Intervention de Sébastien Jumel

Réunion du mardi 3 avril 2018 à 17h00
Commission des affaires économiques

Photo issue du site de l'Assemblée nationale ou de WikipediaSébastien Jumel :

Le groupe de la Gauche démocrate et républicaine partage l'idée que cette réforme est adossée à une vision idéologique, qui consiste à épouser avec béatitude et enthousiasme les projets de Mme Thatcher, comme si une telle politique n'avait pas produit dans d'autres pays les conséquences que l'on sait.

Pour justifier cette approche idéologique, vous avez posé un diagnostic reposant sur des fakes news. La situation s'aggraverait de jour en jour à la SNCF et coûterait de plus en plus cher. Or, la SNCF a réalisé un chiffre d'affaires de 33,5 milliards d'euros en 2017 et un bénéfice net de 679 millions, soit trois fois plus qu'en 2016. La dette de la SNCF, nous dit-on – les ministères le répètent sans cesse sur les ondes –, augmenterait de 5 000 euros par minute. Cela revient à oublier les décisions prises par l'État, par exemple lorsque M. François Fillon a annoncé la réalisation de 2 000 kilomètres supplémentaires de TGV : on a creusé la dette de la SNCF en prévoyant des investissements non adossés à des financements. Autres fake news, on nous dit que le contribuable paie cher pour la SNCF – cela ne tient pas la route lorsque l'on regarde les investissements réalisés chez nos voisins européens – et on nous explique que le nombre de cheminots est trop élevé, ce qui coûterait cher à la SNCF, outre la question du statut. On compte pourtant 5 salariés pour 100 kilomètres de lignes en France, contre 6 en Allemagne – la compétitivité n'est pas de ce côté-là !

Sur la base de ce faux diagnostic, vous présentez l'ouverture à la concurrence comme l'alpha et l'oméga pour résoudre les maux de la SNCF. Vous oubliez de dire quels sont les problèmes : le sous-investissement, qui est notoire, la mise en miette de l'unicité de la SNCF et la désorganisation causée par les différentes mesures libérales que les sociolibéraux que vous êtes soutiennent depuis des décennies.
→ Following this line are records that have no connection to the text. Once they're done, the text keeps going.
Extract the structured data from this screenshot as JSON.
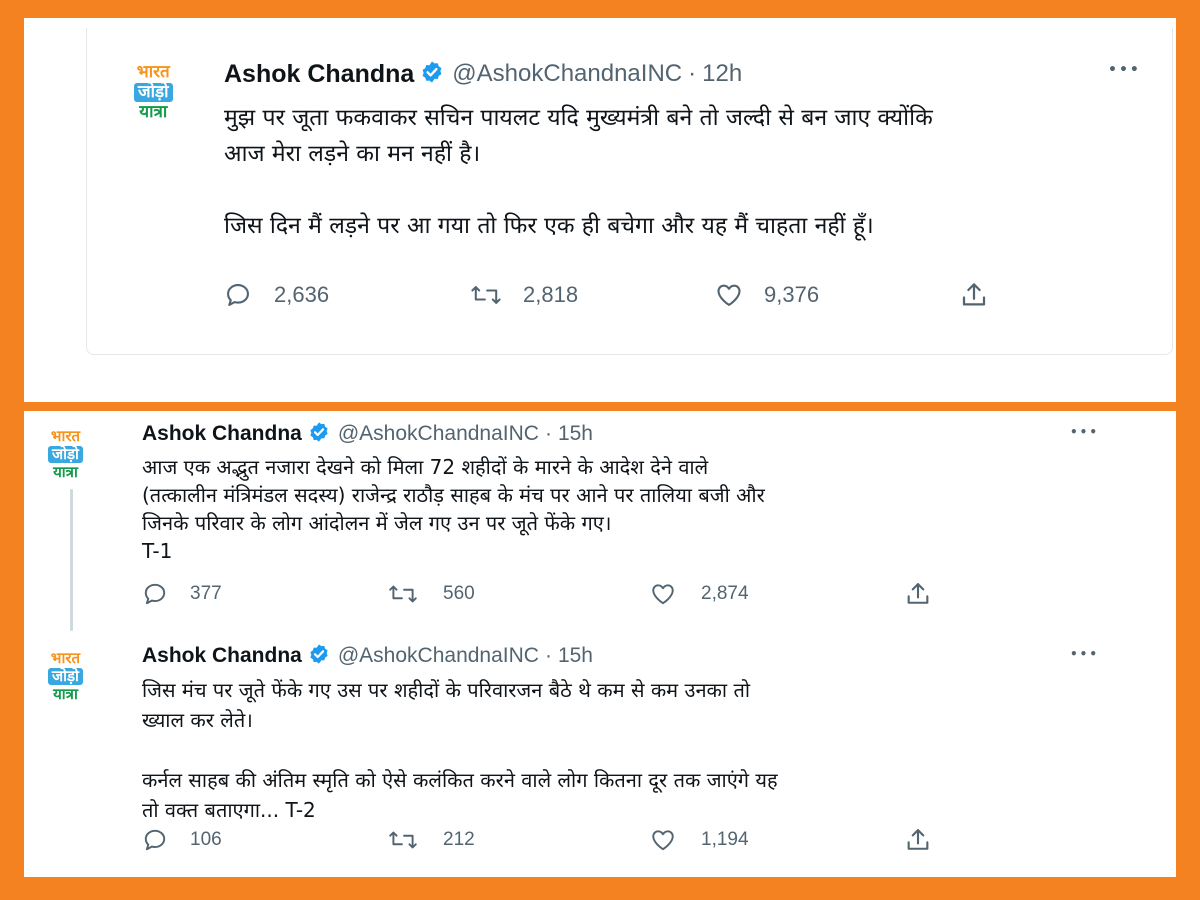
{
  "tweets": [
    {
      "author": {
        "name": "Ashok Chandna",
        "handle": "@AshokChandnaINC",
        "time": "12h"
      },
      "avatar_lines": [
        "भारत",
        "जोड़ो",
        "यात्रा"
      ],
      "text": "मुझ पर जूता फकवाकर सचिन पायलट यदि मुख्यमंत्री बने तो जल्दी से बन जाए क्योंकि\nआज मेरा लड़ने का मन नहीं है।\n\nजिस दिन मैं लड़ने पर आ गया तो फिर एक ही बचेगा और यह मैं चाहता नहीं हूँ।",
      "stats": {
        "replies": "2,636",
        "retweets": "2,818",
        "likes": "9,376"
      }
    },
    {
      "author": {
        "name": "Ashok Chandna",
        "handle": "@AshokChandnaINC",
        "time": "15h"
      },
      "avatar_lines": [
        "भारत",
        "जोड़ो",
        "यात्रा"
      ],
      "text": "आज एक अद्भुत नजारा देखने को मिला 72 शहीदों के मारने के आदेश देने वाले\n(तत्कालीन मंत्रिमंडल सदस्य) राजेन्द्र राठौड़ साहब के मंच पर आने पर तालिया बजी और\nजिनके परिवार के लोग आंदोलन में जेल गए उन पर जूते फेंके गए।\nT-1",
      "stats": {
        "replies": "377",
        "retweets": "560",
        "likes": "2,874"
      }
    },
    {
      "author": {
        "name": "Ashok Chandna",
        "handle": "@AshokChandnaINC",
        "time": "15h"
      },
      "avatar_lines": [
        "भारत",
        "जोड़ो",
        "यात्रा"
      ],
      "text": "जिस मंच पर जूते फेंके गए उस पर शहीदों के परिवारजन बैठे थे कम से कम उनका तो\nख्याल कर लेते।\n\nकर्नल साहब की अंतिम स्मृति को ऐसे कलंकित करने वाले लोग कितना दूर तक जाएंगे यह\nतो वक्त बताएगा... T-2",
      "stats": {
        "replies": "106",
        "retweets": "212",
        "likes": "1,194"
      }
    }
  ],
  "meta_separator": "·",
  "more_glyph": "•••",
  "colors": {
    "frame": "#f58220",
    "verified": "#1d9bf0",
    "muted": "#536471",
    "text": "#0f1419"
  },
  "icons": [
    "verified-badge-icon",
    "reply-icon",
    "retweet-icon",
    "like-icon",
    "share-icon",
    "more-options-icon"
  ]
}
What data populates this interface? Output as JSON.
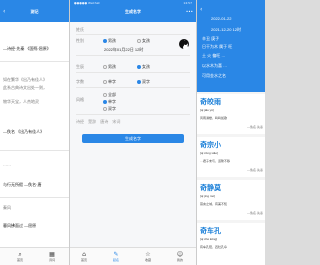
{
  "phone1": {
    "title": "测记",
    "lines": [
      "—诗经·先秦 《国殇·屈原》",
      "如在繁华《出乃有佳人》",
      "此系古典诗文出处一则，",
      "物华天宝，人杰地灵",
      "—佚名 《出乃有佳人》",
      "……",
      "与行无所假 —佚名·唐",
      "秦风",
      "暮风拂面过 —屈原"
    ],
    "tabs": [
      {
        "label": "首页",
        "icon": "⌕"
      },
      {
        "label": "诗词",
        "icon": "▦"
      }
    ]
  },
  "phone2": {
    "status_left": "●●●●● WeChat",
    "status_right": "14:57",
    "title": "生成名字",
    "fields": {
      "surname_label": "姓氏",
      "gender_label": "性别",
      "gender_options": [
        "男孩",
        "女孩"
      ],
      "birthday_label": "生辰",
      "birthday_value": "2022年01月22日 12时",
      "chars_label": "字数",
      "chars_options": [
        "单字",
        "双字"
      ],
      "style_label": "风格",
      "style_options": [
        "单字",
        "双字",
        "全部"
      ],
      "source_label": "来源",
      "source_options": [
        "诗经",
        "楚辞",
        "唐诗",
        "宋词"
      ]
    },
    "generate_label": "生成名字",
    "tabs": [
      {
        "label": "首页",
        "icon": "⌂"
      },
      {
        "label": "起名",
        "icon": "✎"
      },
      {
        "label": "收藏",
        "icon": "☆"
      },
      {
        "label": "我的",
        "icon": "☺"
      }
    ]
  },
  "phone3": {
    "header_lines": [
      "2022-01-22",
      "2021-12-20 12时",
      "辛丑 庚子",
      "日干为木 属于 旺",
      "土 火 偏旺 …",
      "以水木为喜 …",
      "可用金水之名"
    ],
    "names": [
      {
        "name": "奇皎雨",
        "pinyin": "[qí jiǎo yǔ]",
        "meaning": "风雨满楼，鸣鸣如歌",
        "source": "—佚名·先秦"
      },
      {
        "name": "奇宗小",
        "pinyin": "[qí zōng xiǎo]",
        "meaning": "…君子未与，道隆不移",
        "source": "—佚名·先秦"
      },
      {
        "name": "奇静莫",
        "pinyin": "[qí jìng mò]",
        "meaning": "莫言之城，有美不知",
        "source": "—佚名·先秦"
      },
      {
        "name": "奇车孔",
        "pinyin": "[qí chē kǒng]",
        "meaning": "有车孔阳，四牡孔阜",
        "source": ""
      }
    ]
  }
}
Non, la SNCF ne saigne pas le contribuable. Non, elle n'a pas vocation à être inefficace en raison de son statut. Non, le statut des cheminots ne ruine pas la SNCF. Il y a aussi l'exemple de l'ouverture du fret à la concurrence, dont j'aimerais bien que l'on évalue le coût. On compte 45 000 décès prématurés liés aux émissions de gaz à effet de serre par an et 650 000 arrêts de travail liés à la pollution dans nos villes. En quinze ans, le nombre de camions a augmenté de 39 % à cause de l'abandon de la politique du fret. Il n'y a que 3 % de fret ferroviaire dans nos ports, notamment au Havre – je cite cet exemple parce vous êtes normand, Monsieur le rapporteur, ou du moins apparemment… – contre 30 % à Hambourg. L'ouverture à la concurrence du fret démontre que votre approche idéologique ne fonctionne pas.

Vous essayez de présenter les défenseurs du service public comme des partisans du statu quo. Nous allons tenter de montrer avec nos amendements à quel point ce n'est pas le cas : nous partageons avec les usagers du train l'idée qu'une telle galère au quotidien ne peut pas durer. La perte des savoir-faire a contribué à dégrader le service public ferroviaire et l'abandon des gares de triage, comme celle de Sotteville en Normandie, a contribué à la dégradation du service public. Nous allons proposer des solutions pour préserver nos lignes de vie, pour renforcer l'unicité de la SNCF, pour la désendetter et pour financer des investissements – je pense notamment à la mise à contribution des produits pétroliers et à l'élargissement du versement transport. Voilà autant d'amendements démontrant que l'on peut être attaché au service public sans être en faveur du statu quo pour ce qui va mal – c'est-à-dire ce qui résulte de vos politiques libérales.